Is Tension Myositis Syndrome real?
Yes, almost everyone has experienced TMS to a certain degree in his or her life. TMS pain is also very real, and is not simply in one’s head. With TMS, the brain works in tandem with the body to create real physical symptoms in response to a given situation or state of being.
What causes Tension Myositis Syndrome?
TMS is a mindbody response to a trigger, stimulus or emotion, which often have negative implications for the individual. This means that symptoms are triggered either in association with a specific event, or following a certain thought process, and then become conditioned to manifest automatically in the body. Conditioning leads to pain and other symptoms becoming programmed in the mind and body, so that we don’t need to consciously ‘think’ about them in order to experience them.

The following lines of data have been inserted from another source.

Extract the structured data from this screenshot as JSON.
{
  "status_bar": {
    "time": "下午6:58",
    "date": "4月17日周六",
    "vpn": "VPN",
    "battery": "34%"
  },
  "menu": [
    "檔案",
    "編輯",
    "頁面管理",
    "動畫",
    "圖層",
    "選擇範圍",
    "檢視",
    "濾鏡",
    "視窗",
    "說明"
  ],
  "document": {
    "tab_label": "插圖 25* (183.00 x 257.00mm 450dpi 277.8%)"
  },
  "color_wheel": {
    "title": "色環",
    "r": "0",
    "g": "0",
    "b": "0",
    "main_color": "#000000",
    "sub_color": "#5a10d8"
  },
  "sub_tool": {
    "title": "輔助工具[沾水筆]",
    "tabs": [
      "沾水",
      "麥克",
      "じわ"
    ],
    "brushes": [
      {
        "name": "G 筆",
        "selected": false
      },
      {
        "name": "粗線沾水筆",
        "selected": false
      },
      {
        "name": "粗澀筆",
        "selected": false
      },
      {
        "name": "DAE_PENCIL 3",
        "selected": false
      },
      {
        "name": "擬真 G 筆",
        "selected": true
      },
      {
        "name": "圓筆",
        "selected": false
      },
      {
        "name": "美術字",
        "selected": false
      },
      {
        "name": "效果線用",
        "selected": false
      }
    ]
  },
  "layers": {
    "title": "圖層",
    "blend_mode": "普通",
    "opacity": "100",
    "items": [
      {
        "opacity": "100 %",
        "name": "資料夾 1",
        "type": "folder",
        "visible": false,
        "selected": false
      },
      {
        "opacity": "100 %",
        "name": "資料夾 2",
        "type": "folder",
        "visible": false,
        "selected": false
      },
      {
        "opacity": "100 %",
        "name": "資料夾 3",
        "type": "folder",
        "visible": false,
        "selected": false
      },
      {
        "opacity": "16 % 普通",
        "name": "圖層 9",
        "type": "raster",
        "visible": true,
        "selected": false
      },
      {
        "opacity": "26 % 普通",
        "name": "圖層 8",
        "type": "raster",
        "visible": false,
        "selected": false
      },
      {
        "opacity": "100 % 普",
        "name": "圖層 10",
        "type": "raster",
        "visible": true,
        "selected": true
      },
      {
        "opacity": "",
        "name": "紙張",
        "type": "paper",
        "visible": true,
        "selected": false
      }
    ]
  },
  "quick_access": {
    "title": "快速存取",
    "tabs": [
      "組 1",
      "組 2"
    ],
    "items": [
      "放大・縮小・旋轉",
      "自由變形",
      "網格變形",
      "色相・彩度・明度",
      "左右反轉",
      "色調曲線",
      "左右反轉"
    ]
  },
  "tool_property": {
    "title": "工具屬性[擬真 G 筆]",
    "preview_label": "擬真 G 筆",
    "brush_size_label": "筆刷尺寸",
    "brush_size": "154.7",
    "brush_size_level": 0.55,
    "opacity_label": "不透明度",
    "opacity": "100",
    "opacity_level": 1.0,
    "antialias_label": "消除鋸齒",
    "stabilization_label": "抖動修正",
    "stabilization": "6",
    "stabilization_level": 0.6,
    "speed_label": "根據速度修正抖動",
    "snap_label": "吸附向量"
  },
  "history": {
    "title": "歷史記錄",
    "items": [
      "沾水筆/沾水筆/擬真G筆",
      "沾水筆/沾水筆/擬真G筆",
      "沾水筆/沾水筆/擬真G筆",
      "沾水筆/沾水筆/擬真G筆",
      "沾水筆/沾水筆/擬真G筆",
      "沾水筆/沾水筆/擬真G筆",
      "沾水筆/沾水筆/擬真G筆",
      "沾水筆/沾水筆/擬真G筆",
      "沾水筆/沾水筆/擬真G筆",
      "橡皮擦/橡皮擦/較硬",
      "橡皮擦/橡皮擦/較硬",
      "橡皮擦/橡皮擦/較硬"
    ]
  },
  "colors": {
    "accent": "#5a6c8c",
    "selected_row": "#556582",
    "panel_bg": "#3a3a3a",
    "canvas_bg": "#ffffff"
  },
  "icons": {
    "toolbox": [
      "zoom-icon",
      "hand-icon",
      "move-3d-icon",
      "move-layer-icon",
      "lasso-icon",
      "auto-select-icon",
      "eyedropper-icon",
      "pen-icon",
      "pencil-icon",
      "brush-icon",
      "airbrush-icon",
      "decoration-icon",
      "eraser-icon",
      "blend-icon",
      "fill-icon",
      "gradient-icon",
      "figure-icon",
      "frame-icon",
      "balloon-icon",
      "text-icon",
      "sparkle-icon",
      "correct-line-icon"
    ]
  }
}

How to treat Tension Myositis Syndrome?
TMS is treated through education, self-awareness and de-conditioning. The person first needs to recognise his or her symptoms as being TMS, and identify what triggers the pain, then learn to recognise which of his/her behaviours and reactions that are contributing to the conditioning of pain in the body. The aim is to change certain automatic responses, bringing them from the subconscious to a more conscious level, thus re-programming the brain and body to stop manifesting pain.
When pain becomes chronic, there are other elements at play besides physical weaknesses or damage. Learning to identify the true underlying cause of symptoms can make a difference between staying in pain and healing the condition.